Thursday, January 3, 2008

Michael Howell, Part II

After we stopped playing chess I still met Michael most every night. He never stopped begging for a rematch but we managed to stay cordial and he even began to introduce me to his other friends as a "brilliant mathematician with a DOCTORATE, even" who FINALLY managed to beat him in chess ONCE. This became a theme of our friendship, such as it was. My academic past was proof that he had smart friends.

In 1987 I quit cab driving, so our encounters at Ralph's came to an end. There were a couple of years that I didn't see him. I got on welfare & was living in the U District when I became homeless again. Then I lived north of the city limits for a year.

Finally I returned to the U District, renting a room at 16th NE & NE 50th, two blocks from the U. One Sunday I stopped at the NE 50th Burger King for a snack and I found Michael there with other friends of his. I found out that they were waiting there for the time to head over to Blessed Sacrament for its Sunday free meal.

Michael, it turns out, never paid for food. In fact, if he could help it, he never paid for anything. Over time I came to really admire this aspect of Michael Howell. For example, he got a cheap voicemail account. This was back when voicemail services were just becoming available. His cost less than ten dollars a month. A phone would have cost him 8 more, but instead he checked his voicemail every day on Nordstrom's complimentary customer phone.

For a few months I met with Michael and his friends every Sunday. It was a social hour for me that was a relief from the dismal apartment house I lived in.

But gradually Michael's attitudes wore me down. It was the repeated diatribes against Asians that were too much.

To Michael, all Asians were "gooks". Japanese, Koreans, Chinese, Filipinos, it didn't matter. You'd think, to hear him talk about it, that he'd been horribly traumatized by the Vietnam War and he had generalized from the Viet Cong to all Asians. That would be wrong. He'd in fact been in Vietnam, but it was just briefly and he admitted he was a shop clerk at a secure post the whole time and the war didn't affect him. When I asked him why he hated the Vietnamese he always turned it around to events which happened to his brother.
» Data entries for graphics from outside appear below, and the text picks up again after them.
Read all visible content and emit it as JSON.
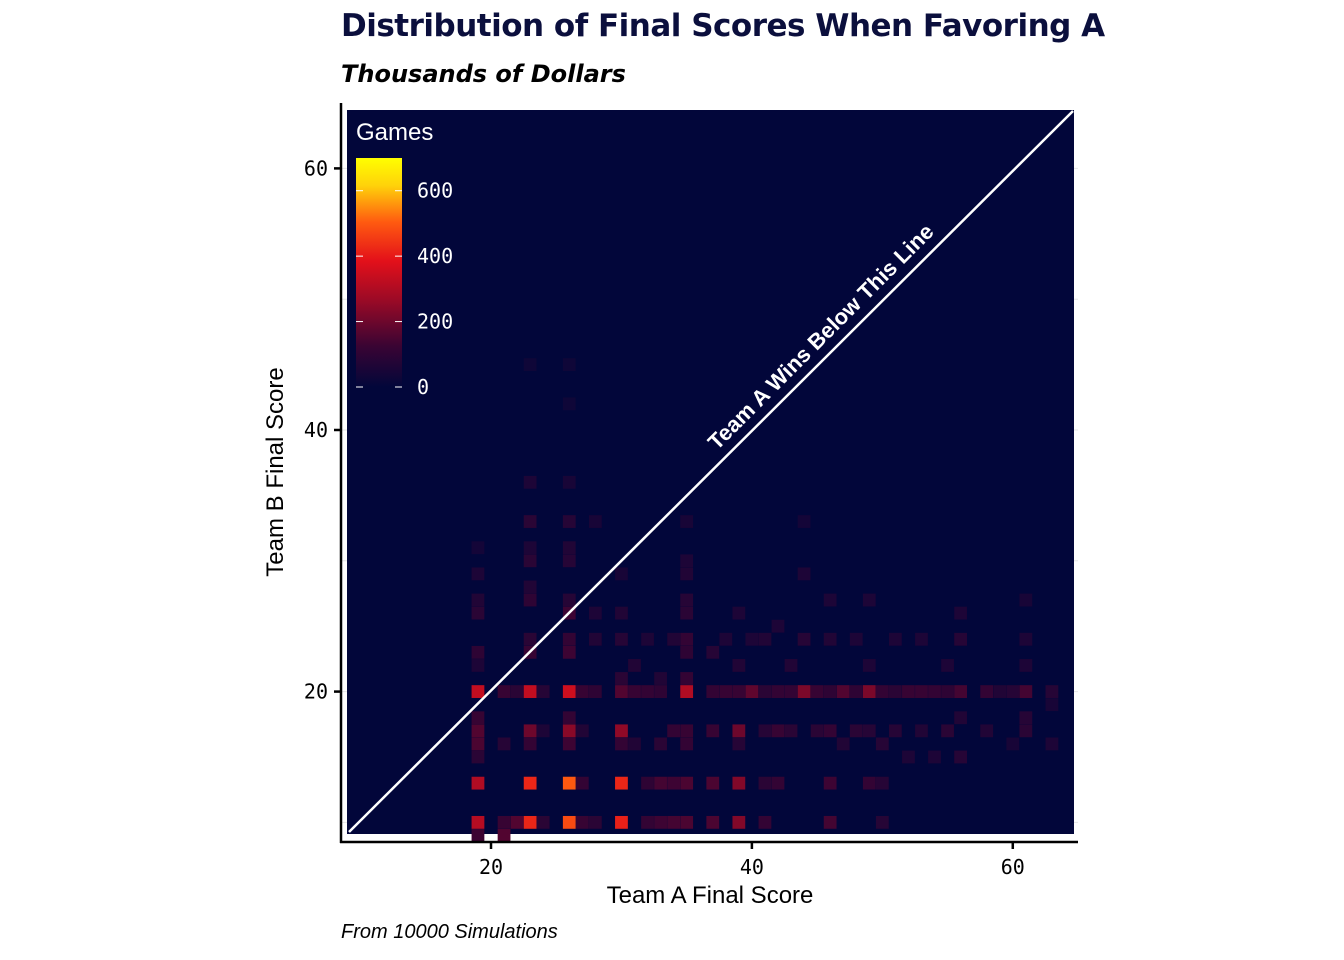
{
  "title": "Distribution of Final Scores When Favoring A",
  "subtitle": "Thousands of Dollars",
  "caption": "From 10000 Simulations",
  "chart_data": {
    "type": "heatmap",
    "xlabel": "Team A Final Score",
    "ylabel": "Team B Final Score",
    "xlim": [
      8.5,
      65
    ],
    "ylim": [
      8.5,
      65
    ],
    "x_ticks": [
      20,
      40,
      60
    ],
    "y_ticks": [
      20,
      40,
      60
    ],
    "background_color": "#02063a",
    "colorscale": [
      "#02063a",
      "#3a0433",
      "#9b0a26",
      "#e3101a",
      "#ff5a10",
      "#ffd20a",
      "#ffff00"
    ],
    "legend": {
      "title": "Games",
      "placement": "top-left",
      "ticks": [
        0,
        200,
        400,
        600
      ],
      "range": [
        0,
        700
      ]
    },
    "diagonal_annotation": "Team A Wins Below This Line",
    "grid": true,
    "cells": [
      {
        "x": 19,
        "y": 10,
        "v": 310
      },
      {
        "x": 19,
        "y": 13,
        "v": 300
      },
      {
        "x": 19,
        "y": 16,
        "v": 150
      },
      {
        "x": 19,
        "y": 17,
        "v": 160
      },
      {
        "x": 19,
        "y": 20,
        "v": 330
      },
      {
        "x": 19,
        "y": 18,
        "v": 120
      },
      {
        "x": 19,
        "y": 23,
        "v": 100
      },
      {
        "x": 19,
        "y": 26,
        "v": 90
      },
      {
        "x": 19,
        "y": 27,
        "v": 70
      },
      {
        "x": 19,
        "y": 9,
        "v": 130
      },
      {
        "x": 19,
        "y": 15,
        "v": 90
      },
      {
        "x": 19,
        "y": 22,
        "v": 60
      },
      {
        "x": 19,
        "y": 29,
        "v": 60
      },
      {
        "x": 19,
        "y": 31,
        "v": 40
      },
      {
        "x": 21,
        "y": 9,
        "v": 160
      },
      {
        "x": 21,
        "y": 10,
        "v": 120
      },
      {
        "x": 21,
        "y": 20,
        "v": 120
      },
      {
        "x": 21,
        "y": 16,
        "v": 80
      },
      {
        "x": 22,
        "y": 10,
        "v": 160
      },
      {
        "x": 22,
        "y": 20,
        "v": 90
      },
      {
        "x": 23,
        "y": 10,
        "v": 420
      },
      {
        "x": 23,
        "y": 13,
        "v": 420
      },
      {
        "x": 23,
        "y": 17,
        "v": 200
      },
      {
        "x": 23,
        "y": 20,
        "v": 330
      },
      {
        "x": 23,
        "y": 16,
        "v": 110
      },
      {
        "x": 23,
        "y": 23,
        "v": 120
      },
      {
        "x": 23,
        "y": 24,
        "v": 90
      },
      {
        "x": 23,
        "y": 27,
        "v": 100
      },
      {
        "x": 23,
        "y": 28,
        "v": 70
      },
      {
        "x": 23,
        "y": 30,
        "v": 90
      },
      {
        "x": 23,
        "y": 31,
        "v": 60
      },
      {
        "x": 23,
        "y": 33,
        "v": 90
      },
      {
        "x": 23,
        "y": 36,
        "v": 60
      },
      {
        "x": 23,
        "y": 45,
        "v": 30
      },
      {
        "x": 24,
        "y": 10,
        "v": 90
      },
      {
        "x": 24,
        "y": 20,
        "v": 80
      },
      {
        "x": 24,
        "y": 17,
        "v": 60
      },
      {
        "x": 26,
        "y": 10,
        "v": 480
      },
      {
        "x": 26,
        "y": 13,
        "v": 500
      },
      {
        "x": 26,
        "y": 17,
        "v": 240
      },
      {
        "x": 26,
        "y": 20,
        "v": 350
      },
      {
        "x": 26,
        "y": 16,
        "v": 130
      },
      {
        "x": 26,
        "y": 18,
        "v": 110
      },
      {
        "x": 26,
        "y": 23,
        "v": 130
      },
      {
        "x": 26,
        "y": 24,
        "v": 110
      },
      {
        "x": 26,
        "y": 26,
        "v": 130
      },
      {
        "x": 26,
        "y": 27,
        "v": 80
      },
      {
        "x": 26,
        "y": 30,
        "v": 80
      },
      {
        "x": 26,
        "y": 31,
        "v": 70
      },
      {
        "x": 26,
        "y": 33,
        "v": 80
      },
      {
        "x": 26,
        "y": 36,
        "v": 50
      },
      {
        "x": 26,
        "y": 42,
        "v": 30
      },
      {
        "x": 26,
        "y": 45,
        "v": 30
      },
      {
        "x": 27,
        "y": 10,
        "v": 120
      },
      {
        "x": 27,
        "y": 13,
        "v": 110
      },
      {
        "x": 27,
        "y": 20,
        "v": 120
      },
      {
        "x": 27,
        "y": 17,
        "v": 70
      },
      {
        "x": 28,
        "y": 10,
        "v": 90
      },
      {
        "x": 28,
        "y": 20,
        "v": 100
      },
      {
        "x": 28,
        "y": 24,
        "v": 70
      },
      {
        "x": 28,
        "y": 26,
        "v": 60
      },
      {
        "x": 28,
        "y": 33,
        "v": 50
      },
      {
        "x": 30,
        "y": 10,
        "v": 410
      },
      {
        "x": 30,
        "y": 13,
        "v": 420
      },
      {
        "x": 30,
        "y": 17,
        "v": 250
      },
      {
        "x": 30,
        "y": 20,
        "v": 160
      },
      {
        "x": 30,
        "y": 16,
        "v": 110
      },
      {
        "x": 30,
        "y": 21,
        "v": 90
      },
      {
        "x": 30,
        "y": 24,
        "v": 80
      },
      {
        "x": 30,
        "y": 26,
        "v": 70
      },
      {
        "x": 30,
        "y": 29,
        "v": 50
      },
      {
        "x": 31,
        "y": 20,
        "v": 120
      },
      {
        "x": 31,
        "y": 22,
        "v": 70
      },
      {
        "x": 31,
        "y": 16,
        "v": 70
      },
      {
        "x": 32,
        "y": 10,
        "v": 110
      },
      {
        "x": 32,
        "y": 13,
        "v": 100
      },
      {
        "x": 32,
        "y": 20,
        "v": 110
      },
      {
        "x": 32,
        "y": 24,
        "v": 60
      },
      {
        "x": 33,
        "y": 10,
        "v": 130
      },
      {
        "x": 33,
        "y": 13,
        "v": 140
      },
      {
        "x": 33,
        "y": 16,
        "v": 90
      },
      {
        "x": 33,
        "y": 20,
        "v": 100
      },
      {
        "x": 33,
        "y": 21,
        "v": 70
      },
      {
        "x": 34,
        "y": 10,
        "v": 140
      },
      {
        "x": 34,
        "y": 13,
        "v": 130
      },
      {
        "x": 34,
        "y": 17,
        "v": 110
      },
      {
        "x": 34,
        "y": 24,
        "v": 70
      },
      {
        "x": 35,
        "y": 10,
        "v": 150
      },
      {
        "x": 35,
        "y": 13,
        "v": 150
      },
      {
        "x": 35,
        "y": 16,
        "v": 110
      },
      {
        "x": 35,
        "y": 17,
        "v": 120
      },
      {
        "x": 35,
        "y": 20,
        "v": 300
      },
      {
        "x": 35,
        "y": 21,
        "v": 110
      },
      {
        "x": 35,
        "y": 23,
        "v": 100
      },
      {
        "x": 35,
        "y": 24,
        "v": 110
      },
      {
        "x": 35,
        "y": 26,
        "v": 90
      },
      {
        "x": 35,
        "y": 27,
        "v": 80
      },
      {
        "x": 35,
        "y": 29,
        "v": 70
      },
      {
        "x": 35,
        "y": 30,
        "v": 60
      },
      {
        "x": 35,
        "y": 33,
        "v": 50
      },
      {
        "x": 37,
        "y": 10,
        "v": 150
      },
      {
        "x": 37,
        "y": 13,
        "v": 150
      },
      {
        "x": 37,
        "y": 17,
        "v": 120
      },
      {
        "x": 37,
        "y": 20,
        "v": 110
      },
      {
        "x": 37,
        "y": 23,
        "v": 80
      },
      {
        "x": 38,
        "y": 20,
        "v": 120
      },
      {
        "x": 38,
        "y": 24,
        "v": 60
      },
      {
        "x": 39,
        "y": 10,
        "v": 230
      },
      {
        "x": 39,
        "y": 13,
        "v": 230
      },
      {
        "x": 39,
        "y": 17,
        "v": 200
      },
      {
        "x": 39,
        "y": 20,
        "v": 120
      },
      {
        "x": 39,
        "y": 16,
        "v": 80
      },
      {
        "x": 39,
        "y": 22,
        "v": 70
      },
      {
        "x": 39,
        "y": 26,
        "v": 60
      },
      {
        "x": 40,
        "y": 20,
        "v": 180
      },
      {
        "x": 40,
        "y": 24,
        "v": 60
      },
      {
        "x": 41,
        "y": 10,
        "v": 110
      },
      {
        "x": 41,
        "y": 13,
        "v": 90
      },
      {
        "x": 41,
        "y": 17,
        "v": 80
      },
      {
        "x": 41,
        "y": 20,
        "v": 90
      },
      {
        "x": 41,
        "y": 24,
        "v": 70
      },
      {
        "x": 42,
        "y": 13,
        "v": 110
      },
      {
        "x": 42,
        "y": 17,
        "v": 120
      },
      {
        "x": 42,
        "y": 20,
        "v": 110
      },
      {
        "x": 42,
        "y": 25,
        "v": 60
      },
      {
        "x": 43,
        "y": 17,
        "v": 90
      },
      {
        "x": 43,
        "y": 20,
        "v": 110
      },
      {
        "x": 43,
        "y": 22,
        "v": 70
      },
      {
        "x": 44,
        "y": 20,
        "v": 220
      },
      {
        "x": 44,
        "y": 24,
        "v": 80
      },
      {
        "x": 44,
        "y": 29,
        "v": 60
      },
      {
        "x": 44,
        "y": 33,
        "v": 40
      },
      {
        "x": 45,
        "y": 20,
        "v": 120
      },
      {
        "x": 45,
        "y": 17,
        "v": 90
      },
      {
        "x": 46,
        "y": 10,
        "v": 140
      },
      {
        "x": 46,
        "y": 13,
        "v": 130
      },
      {
        "x": 46,
        "y": 17,
        "v": 110
      },
      {
        "x": 46,
        "y": 20,
        "v": 100
      },
      {
        "x": 46,
        "y": 24,
        "v": 70
      },
      {
        "x": 46,
        "y": 27,
        "v": 60
      },
      {
        "x": 47,
        "y": 20,
        "v": 160
      },
      {
        "x": 47,
        "y": 16,
        "v": 70
      },
      {
        "x": 48,
        "y": 17,
        "v": 90
      },
      {
        "x": 48,
        "y": 20,
        "v": 100
      },
      {
        "x": 48,
        "y": 24,
        "v": 60
      },
      {
        "x": 49,
        "y": 20,
        "v": 220
      },
      {
        "x": 49,
        "y": 13,
        "v": 110
      },
      {
        "x": 49,
        "y": 17,
        "v": 80
      },
      {
        "x": 49,
        "y": 22,
        "v": 60
      },
      {
        "x": 49,
        "y": 27,
        "v": 60
      },
      {
        "x": 50,
        "y": 10,
        "v": 80
      },
      {
        "x": 50,
        "y": 13,
        "v": 80
      },
      {
        "x": 50,
        "y": 16,
        "v": 80
      },
      {
        "x": 50,
        "y": 20,
        "v": 110
      },
      {
        "x": 51,
        "y": 17,
        "v": 80
      },
      {
        "x": 51,
        "y": 20,
        "v": 90
      },
      {
        "x": 51,
        "y": 24,
        "v": 60
      },
      {
        "x": 52,
        "y": 20,
        "v": 120
      },
      {
        "x": 52,
        "y": 15,
        "v": 60
      },
      {
        "x": 53,
        "y": 20,
        "v": 120
      },
      {
        "x": 53,
        "y": 17,
        "v": 70
      },
      {
        "x": 53,
        "y": 24,
        "v": 60
      },
      {
        "x": 54,
        "y": 20,
        "v": 110
      },
      {
        "x": 54,
        "y": 15,
        "v": 60
      },
      {
        "x": 55,
        "y": 17,
        "v": 90
      },
      {
        "x": 55,
        "y": 20,
        "v": 100
      },
      {
        "x": 55,
        "y": 22,
        "v": 60
      },
      {
        "x": 56,
        "y": 20,
        "v": 140
      },
      {
        "x": 56,
        "y": 15,
        "v": 80
      },
      {
        "x": 56,
        "y": 18,
        "v": 70
      },
      {
        "x": 56,
        "y": 24,
        "v": 80
      },
      {
        "x": 56,
        "y": 26,
        "v": 60
      },
      {
        "x": 58,
        "y": 20,
        "v": 110
      },
      {
        "x": 58,
        "y": 17,
        "v": 70
      },
      {
        "x": 59,
        "y": 20,
        "v": 70
      },
      {
        "x": 60,
        "y": 20,
        "v": 80
      },
      {
        "x": 60,
        "y": 16,
        "v": 50
      },
      {
        "x": 61,
        "y": 20,
        "v": 140
      },
      {
        "x": 61,
        "y": 17,
        "v": 90
      },
      {
        "x": 61,
        "y": 18,
        "v": 80
      },
      {
        "x": 61,
        "y": 22,
        "v": 60
      },
      {
        "x": 61,
        "y": 24,
        "v": 60
      },
      {
        "x": 61,
        "y": 27,
        "v": 50
      },
      {
        "x": 63,
        "y": 20,
        "v": 80
      },
      {
        "x": 63,
        "y": 16,
        "v": 60
      },
      {
        "x": 63,
        "y": 19,
        "v": 50
      }
    ]
  }
}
It simply made no sense. OK, so his brother was shot at by some Vietnamese. How do you get from, "A Vietnamese man who was waging war with our country shot my brother" to "[Insert random Asian ethnicity here] are evil and should all be dead?"

I don't know how anyone could even get across a room with logic like that, much less from the Viet Cong to the Korean Peninsula.

It gets worse. It gets comically worse. Michael was a confirmed atheist. He didn't call himself that, he called himself "completely nonreligious." He pushed Ayn Rand's Objectivism on me, saying "it's all the philosophy you need." He scoffed at people who were religious.

But then he heard that Rev. Moon's Unification Church was offering a deal whereby new converts could sign up for special training in Korea. They would get a free suit, Michael said, and meals and expenses. He said it sounded great to him. He would pretend that he was a convert, go to Korea, take their money and their free suit and then laugh at them and return to America with extra money and a suit.

[Left: "Nice suit," thinks Michael. "I'd like a suit like that."]

When he first proposed this idea, I was sure he was joking. But sadly, he wasn't. He really believed it was a clever way to take advantage of stupid "religionists". He could profit from their stupidity. Not only that, he would be taking advantage of Asians.

I told him that his Ayn Rand-inspired "irreligionism" was itself a religion. He had a fit almost as bad as the one he had when I beat him at chess.

That was around the end of 1989. I avoided him for the next two years.